I fully intended to post yesterday, in the afternoon before I left for my L5R game. But first of all I got really absorbed in the bead project I'm currently working on... Then a friend came over. I think we were all only planning on her being here for a few minutes, but then she noticed the thing about bead crochet on the cover of the latest B&B, so I showed her the article, and then we spent a good half-hour sitting on my living room floor trying to figure out bead crochet. One beader, one crocheter, and we still didn't figure it out! It was fun anyway, though, and we might give it another try in the future.

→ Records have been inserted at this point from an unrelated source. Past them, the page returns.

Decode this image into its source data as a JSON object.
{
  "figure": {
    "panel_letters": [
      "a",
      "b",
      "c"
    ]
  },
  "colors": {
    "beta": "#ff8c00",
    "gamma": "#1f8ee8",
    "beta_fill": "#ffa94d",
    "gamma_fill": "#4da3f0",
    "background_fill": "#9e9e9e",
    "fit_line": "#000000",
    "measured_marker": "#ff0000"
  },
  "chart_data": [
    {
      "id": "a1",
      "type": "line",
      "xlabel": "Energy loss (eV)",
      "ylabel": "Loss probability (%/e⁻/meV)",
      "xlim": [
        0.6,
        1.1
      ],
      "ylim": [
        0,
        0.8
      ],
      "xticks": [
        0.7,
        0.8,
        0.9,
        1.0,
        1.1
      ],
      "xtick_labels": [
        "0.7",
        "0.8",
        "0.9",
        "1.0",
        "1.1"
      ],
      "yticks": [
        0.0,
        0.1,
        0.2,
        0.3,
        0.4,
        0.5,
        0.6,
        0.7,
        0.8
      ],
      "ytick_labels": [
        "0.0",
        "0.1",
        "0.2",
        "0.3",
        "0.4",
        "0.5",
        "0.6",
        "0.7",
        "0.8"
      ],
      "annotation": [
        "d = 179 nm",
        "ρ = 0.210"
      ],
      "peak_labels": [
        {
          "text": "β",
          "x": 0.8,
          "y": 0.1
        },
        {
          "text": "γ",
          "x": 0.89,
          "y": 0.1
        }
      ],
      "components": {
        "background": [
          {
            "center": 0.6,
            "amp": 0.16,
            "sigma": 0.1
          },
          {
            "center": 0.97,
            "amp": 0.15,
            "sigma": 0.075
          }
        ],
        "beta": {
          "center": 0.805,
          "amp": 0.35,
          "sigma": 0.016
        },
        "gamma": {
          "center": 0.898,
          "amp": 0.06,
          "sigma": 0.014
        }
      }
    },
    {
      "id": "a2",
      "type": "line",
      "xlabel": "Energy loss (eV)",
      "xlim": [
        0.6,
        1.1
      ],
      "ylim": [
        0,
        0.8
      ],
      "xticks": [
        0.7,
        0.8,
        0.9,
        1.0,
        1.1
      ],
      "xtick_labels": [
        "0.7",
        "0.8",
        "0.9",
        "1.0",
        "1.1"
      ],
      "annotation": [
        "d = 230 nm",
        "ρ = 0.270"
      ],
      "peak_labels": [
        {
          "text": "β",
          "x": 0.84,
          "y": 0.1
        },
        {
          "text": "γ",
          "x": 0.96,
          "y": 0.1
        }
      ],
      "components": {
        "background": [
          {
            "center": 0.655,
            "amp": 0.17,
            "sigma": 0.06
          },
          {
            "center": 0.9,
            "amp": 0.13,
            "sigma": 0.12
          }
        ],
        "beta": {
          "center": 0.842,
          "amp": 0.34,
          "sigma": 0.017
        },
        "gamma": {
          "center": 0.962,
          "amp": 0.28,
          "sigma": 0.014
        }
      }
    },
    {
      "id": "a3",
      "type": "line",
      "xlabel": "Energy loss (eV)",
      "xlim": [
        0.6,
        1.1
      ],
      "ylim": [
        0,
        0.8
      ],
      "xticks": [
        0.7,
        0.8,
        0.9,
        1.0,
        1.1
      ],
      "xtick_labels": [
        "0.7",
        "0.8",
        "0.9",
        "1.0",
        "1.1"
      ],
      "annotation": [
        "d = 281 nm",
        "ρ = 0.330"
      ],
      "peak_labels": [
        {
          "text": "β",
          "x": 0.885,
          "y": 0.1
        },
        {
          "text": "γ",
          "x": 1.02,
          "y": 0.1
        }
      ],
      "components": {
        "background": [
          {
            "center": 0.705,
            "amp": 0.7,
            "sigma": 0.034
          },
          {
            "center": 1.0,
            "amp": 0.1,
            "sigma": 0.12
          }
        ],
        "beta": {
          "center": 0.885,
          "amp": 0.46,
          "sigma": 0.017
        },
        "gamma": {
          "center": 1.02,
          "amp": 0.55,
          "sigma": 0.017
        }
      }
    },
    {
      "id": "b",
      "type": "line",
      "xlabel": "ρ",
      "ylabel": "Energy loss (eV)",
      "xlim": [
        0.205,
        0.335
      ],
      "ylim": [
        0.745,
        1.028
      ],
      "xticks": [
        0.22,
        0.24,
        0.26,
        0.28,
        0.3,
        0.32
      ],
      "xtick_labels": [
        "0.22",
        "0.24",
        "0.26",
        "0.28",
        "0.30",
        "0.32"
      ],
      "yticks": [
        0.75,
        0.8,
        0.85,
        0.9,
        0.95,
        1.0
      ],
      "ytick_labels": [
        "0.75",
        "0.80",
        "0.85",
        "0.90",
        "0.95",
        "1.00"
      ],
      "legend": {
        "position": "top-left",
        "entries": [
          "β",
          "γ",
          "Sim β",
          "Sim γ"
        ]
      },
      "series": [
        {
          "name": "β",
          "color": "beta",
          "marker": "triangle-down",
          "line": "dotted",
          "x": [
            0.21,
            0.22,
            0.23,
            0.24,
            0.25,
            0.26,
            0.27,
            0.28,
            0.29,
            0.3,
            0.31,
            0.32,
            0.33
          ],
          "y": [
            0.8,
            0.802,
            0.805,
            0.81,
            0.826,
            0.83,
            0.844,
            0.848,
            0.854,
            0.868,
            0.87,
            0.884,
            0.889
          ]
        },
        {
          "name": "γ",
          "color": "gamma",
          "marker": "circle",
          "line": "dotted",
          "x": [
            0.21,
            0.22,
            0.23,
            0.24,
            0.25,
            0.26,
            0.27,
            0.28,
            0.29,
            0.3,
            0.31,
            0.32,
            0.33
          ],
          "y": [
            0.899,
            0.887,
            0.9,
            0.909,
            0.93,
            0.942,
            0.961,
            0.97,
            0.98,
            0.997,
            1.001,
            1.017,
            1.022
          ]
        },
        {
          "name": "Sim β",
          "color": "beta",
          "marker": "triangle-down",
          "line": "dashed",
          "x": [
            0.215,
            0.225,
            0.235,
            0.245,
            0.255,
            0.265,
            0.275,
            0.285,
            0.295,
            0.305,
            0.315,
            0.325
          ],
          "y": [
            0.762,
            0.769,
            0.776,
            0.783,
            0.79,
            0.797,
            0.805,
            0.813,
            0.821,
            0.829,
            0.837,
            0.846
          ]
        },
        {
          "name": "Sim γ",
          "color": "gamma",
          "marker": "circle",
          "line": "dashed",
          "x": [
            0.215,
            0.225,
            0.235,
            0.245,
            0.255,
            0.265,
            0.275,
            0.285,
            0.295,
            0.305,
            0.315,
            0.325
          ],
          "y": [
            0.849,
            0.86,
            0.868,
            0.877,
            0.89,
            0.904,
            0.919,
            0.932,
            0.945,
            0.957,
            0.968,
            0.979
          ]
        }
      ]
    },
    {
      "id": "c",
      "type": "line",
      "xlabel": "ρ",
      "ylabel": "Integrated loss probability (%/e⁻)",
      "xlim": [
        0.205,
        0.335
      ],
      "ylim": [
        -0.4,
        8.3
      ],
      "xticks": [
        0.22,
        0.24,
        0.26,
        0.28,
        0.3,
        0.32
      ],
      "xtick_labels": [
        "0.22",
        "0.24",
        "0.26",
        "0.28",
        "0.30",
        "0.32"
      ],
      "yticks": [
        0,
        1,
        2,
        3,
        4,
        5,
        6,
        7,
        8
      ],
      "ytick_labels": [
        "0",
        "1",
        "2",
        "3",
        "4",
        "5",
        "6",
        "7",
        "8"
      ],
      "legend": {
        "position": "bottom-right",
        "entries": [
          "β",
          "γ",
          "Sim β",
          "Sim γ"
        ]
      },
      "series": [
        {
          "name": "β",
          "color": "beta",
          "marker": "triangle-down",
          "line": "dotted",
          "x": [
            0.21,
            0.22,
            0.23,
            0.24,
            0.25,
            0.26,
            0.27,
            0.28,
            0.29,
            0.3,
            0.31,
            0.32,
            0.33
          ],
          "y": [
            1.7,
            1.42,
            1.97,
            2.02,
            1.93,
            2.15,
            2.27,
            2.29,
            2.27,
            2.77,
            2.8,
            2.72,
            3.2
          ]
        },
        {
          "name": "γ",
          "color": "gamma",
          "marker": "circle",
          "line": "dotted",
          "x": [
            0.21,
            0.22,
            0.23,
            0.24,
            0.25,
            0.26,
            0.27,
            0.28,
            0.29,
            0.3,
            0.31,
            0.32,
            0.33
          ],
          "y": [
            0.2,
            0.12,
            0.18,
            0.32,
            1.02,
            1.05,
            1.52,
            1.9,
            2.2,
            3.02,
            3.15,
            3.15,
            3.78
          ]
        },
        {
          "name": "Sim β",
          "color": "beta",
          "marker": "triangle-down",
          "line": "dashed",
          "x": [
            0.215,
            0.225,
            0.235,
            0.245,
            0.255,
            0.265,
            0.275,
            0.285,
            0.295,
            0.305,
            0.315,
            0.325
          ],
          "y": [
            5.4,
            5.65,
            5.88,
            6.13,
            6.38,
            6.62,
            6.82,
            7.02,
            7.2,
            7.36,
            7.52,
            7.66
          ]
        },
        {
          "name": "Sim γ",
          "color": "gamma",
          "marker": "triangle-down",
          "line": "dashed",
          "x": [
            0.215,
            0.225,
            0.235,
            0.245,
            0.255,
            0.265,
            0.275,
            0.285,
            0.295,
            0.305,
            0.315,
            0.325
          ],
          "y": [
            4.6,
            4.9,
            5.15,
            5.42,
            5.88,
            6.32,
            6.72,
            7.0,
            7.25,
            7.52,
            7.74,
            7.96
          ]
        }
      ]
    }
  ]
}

I am going to be super-busy for the next few days. I volunteered to take over editing all of the pictures of this year's Beading for a Cure projects. Little did I realize just how many pictures that was! I received the disc today, spent a while looking at the projects (they're phenomenal), and tonight I will start the long task of getting them ready for the website. I will of course let you know when they are up, so you all may go "Oooh" and "Aaaah" appropriately. The auctions, by the way, will be starting in March. Start saving your pennies now!
Beading for a Cure is done in the memory of a woman named Layne, with whom I was friends for a few years. I was thinking about Layne yesterday, as I was working with peyote stitch. She lived in California, but her parents lived in Green Valley (the next town over from Tucson), and so it wasn't too unusual for her to come out here and visit, when her health allowed. One time she tried to teach Chris and I peyote stitch, with giant needles and plastic pony beads. I didn't fully grasp it at the time, but I kept at it. Whenever I saw her after that, I'd show her the projects I'd done with tiny bits of simple peyote stitch. As I was sitting there, making a peyote ruffle around the edge of a cabachon, I started thinking about how I wished I could show her that it had finally "clicked" and I could really do the stitch now. I like to think that she'd be pretty proud of me. And in fact, one of the colors of beads that I'm using in the project was part of the sizable bead collection she left me after she passed, so I guess in a way, there's a little bit of her in this necklace.
I'm hoping to finish the necklace tonight, so it can be part of tomorrow's update. And just in case Layne is out there somewhere and able to know when she's thought of, I'd like to say: Thank you for everything; the teaching, the beads, but most of all the friendship and being there when I needed you.